Ryjik holds that all but a few western translations and interpretations project a transcendental interpretation of  which does not make sense in the historical/political/cultural context where this text was produced. This is still the case of many available translations, for which the Dao has too much the look and feel of our western monotheist God. If nothing else, the initial caps everywhere are suspicious, there is no upper-case in Chinese.  should certainly be taken with a more mundane meaning : the way the world is going, and that human beings should try to follow, individually and collectively, in order to live in harmony with the general flow. Only physics, no metaphysics.
With this in mind, Ryjik posits that the negative  in the first sentence should be certainly read as a determinant of 常 (constant, unchanging, regular, in one word steady), rather of the whole group 常道. 
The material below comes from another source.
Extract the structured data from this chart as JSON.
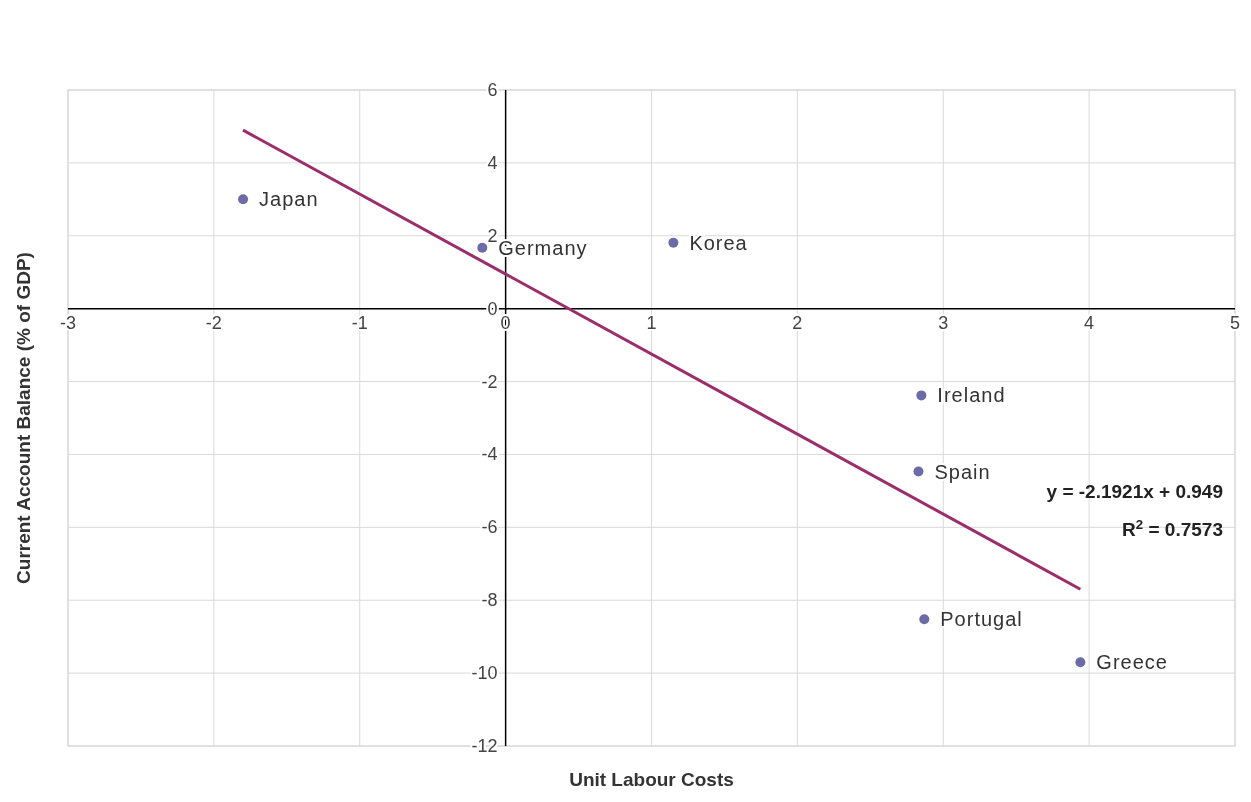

In other words, where most translators read 非(常道) not (steady way) one should rather read (非常)道 (not steady) way. Which makes the whole sentence read  something like (a) way really way is not a steady way. In other words : if you want to conform your way to the way (of the world at large) you have to adapt and change (as the world does). In the historical context, Ryjik holds that this is a moral and political recommandation not to stick to a rigid application of ancient rules despite the situation is everchanging. But this is a general consideration, just put there to introduce the main point of the story : the role of names.
Reading in the same spirit 名可名,非常名 yields name really name is not a steady name. Since things as the world flows are everchanging, the names you give to things are also bound to change to keep their accuracy. And in this spirit I just changed the title of this blog ...
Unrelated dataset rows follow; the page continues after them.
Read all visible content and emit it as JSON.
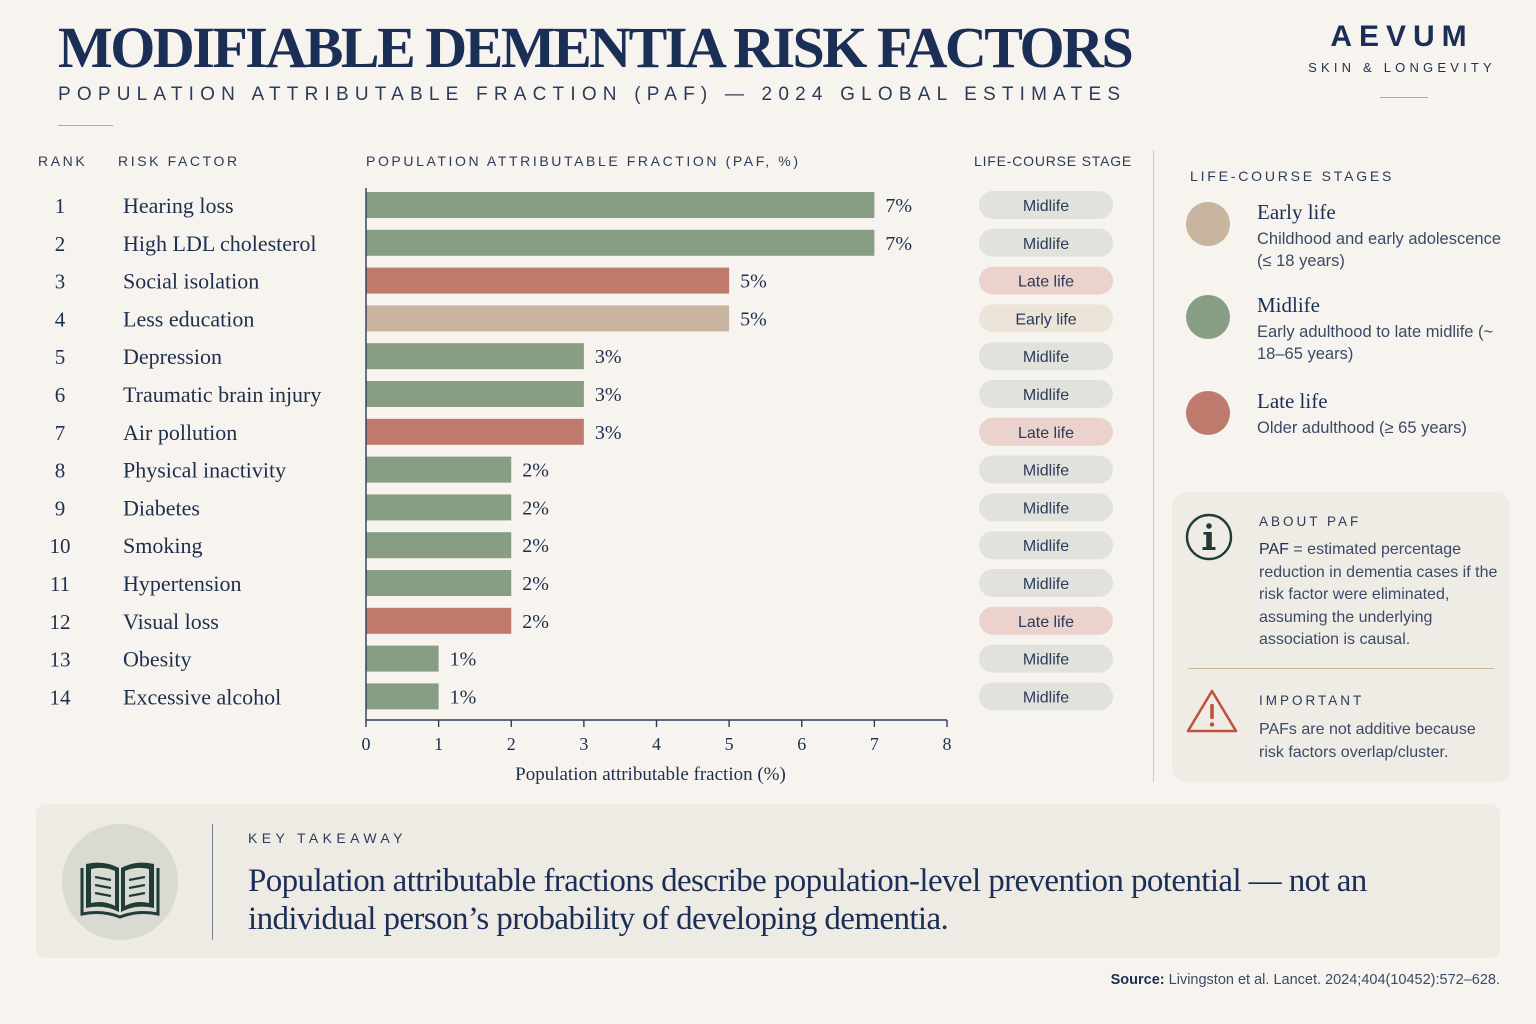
{
  "header": {
    "title": "MODIFIABLE DEMENTIA RISK FACTORS",
    "subtitle": "POPULATION ATTRIBUTABLE FRACTION (PAF) — 2024 GLOBAL ESTIMATES"
  },
  "brand": {
    "name": "AEVUM",
    "tagline": "SKIN & LONGEVITY"
  },
  "columns": {
    "rank": "RANK",
    "factor": "RISK FACTOR",
    "paf": "POPULATION ATTRIBUTABLE FRACTION (PAF, %)",
    "stage": "LIFE-COURSE STAGE"
  },
  "colors": {
    "early": "#c9b4a0",
    "mid": "#879d84",
    "late": "#be7b6d",
    "pill_mid": "#e1e2dc",
    "pill_late": "#ecd2cc",
    "pill_early": "#ece3d9"
  },
  "chart_data": {
    "type": "bar",
    "orientation": "horizontal",
    "categories": [
      "Hearing loss",
      "High LDL cholesterol",
      "Social isolation",
      "Less education",
      "Depression",
      "Traumatic brain injury",
      "Air pollution",
      "Physical inactivity",
      "Diabetes",
      "Smoking",
      "Hypertension",
      "Visual loss",
      "Obesity",
      "Excessive alcohol"
    ],
    "ranks": [
      "1",
      "2",
      "3",
      "4",
      "5",
      "6",
      "7",
      "8",
      "9",
      "10",
      "11",
      "12",
      "13",
      "14"
    ],
    "values": [
      7,
      7,
      5,
      5,
      3,
      3,
      3,
      2,
      2,
      2,
      2,
      2,
      1,
      1
    ],
    "value_labels": [
      "7%",
      "7%",
      "5%",
      "5%",
      "3%",
      "3%",
      "3%",
      "2%",
      "2%",
      "2%",
      "2%",
      "2%",
      "1%",
      "1%"
    ],
    "stages": [
      "Midlife",
      "Midlife",
      "Late life",
      "Early life",
      "Midlife",
      "Midlife",
      "Late life",
      "Midlife",
      "Midlife",
      "Midlife",
      "Midlife",
      "Late life",
      "Midlife",
      "Midlife"
    ],
    "stage_keys": [
      "mid",
      "mid",
      "late",
      "early",
      "mid",
      "mid",
      "late",
      "mid",
      "mid",
      "mid",
      "mid",
      "late",
      "mid",
      "mid"
    ],
    "xlim": [
      0,
      8
    ],
    "xticks": [
      "0",
      "1",
      "2",
      "3",
      "4",
      "5",
      "6",
      "7",
      "8"
    ],
    "xlabel": "Population attributable fraction (%)",
    "grid": false
  },
  "legend": {
    "heading": "LIFE-COURSE STAGES",
    "items": [
      {
        "name": "Early life",
        "desc": "Childhood and early adolescence (≤ 18 years)"
      },
      {
        "name": "Midlife",
        "desc": "Early adulthood to late midlife (~ 18–65 years)"
      },
      {
        "name": "Late life",
        "desc": "Older adulthood (≥ 65 years)"
      }
    ]
  },
  "about": {
    "heading": "ABOUT PAF",
    "term": "PAF",
    "text": " = estimated percentage reduction in dementia cases if the risk factor were eliminated, assuming the underlying association is causal."
  },
  "important": {
    "heading": "IMPORTANT",
    "text": "PAFs are not additive because risk factors overlap/cluster."
  },
  "takeaway": {
    "heading": "KEY TAKEAWAY",
    "text": "Population attributable fractions describe population-level prevention potential — not an individual person’s probability of developing dementia."
  },
  "source": {
    "label": "Source:",
    "text": " Livingston et al. Lancet. 2024;404(10452):572–628."
  }
}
As for the following two sentences which seem more mysterious, I've not been fully convinced by any translation so far, even the one by Ryjik. I'm pushed towards proposing my own translation by a beautiful edition entitled "La Danse de l'Encre", illustrated by Lassaâd Metoui, a tunisian calligraph. Thomas Golsenne writes in the introduction (in French, my translation)
"To read the Tao Te King against the grain, out of context is not only a right granted to the reader, it's a sort of duty  ... Understanding or translating [it] "faithfully" does not make any sense, because there is nothing to be faithful to, nothing but emptiness"
So be it, here goes my own unfaithful version of the two following sentences

無名天地之始  : there is no name at the origin of the universe
有名萬物之母  : having a name is the mother of all things

Which I read : the world as a whole 天地 (sky and earth) exists before and beyond any name, and does not need any name to exist, but with names come the separation in things, this and not-this, one, two and the ten thousand beings like said further on in chapter 42. 道生一,一生二,二生三,三生萬物. Dao is father of one, one is father of two, two is father of three, three is father of the multitude of beings.
I'm not sure we need another subject than 無名 and 有名 in those two sentences, a subject which would be implicitly 道, as most translations have it, like "Without name the Dao is the origin of the Universe" etc ... here comes the Holy Ghost, the Logos and the heavy monotheist capitalization. But the dao has nothing to do with the Holy Ghost. There is no metaphysics in the dao, only physics. 
This is actually somehow akin to the (too noisy) recent thesis of Markus Gabriel "Warum es die Welt nicht gibt". Things exist insofar as they are named, but the world cannot be named as a separate entity because there is nothing from which it could be separated from.

Amazingly enough, there is no entry for name in the Dictionary of Untranslatables. Not even a small entry in the index. This is certainly food for thought to expand in a future post.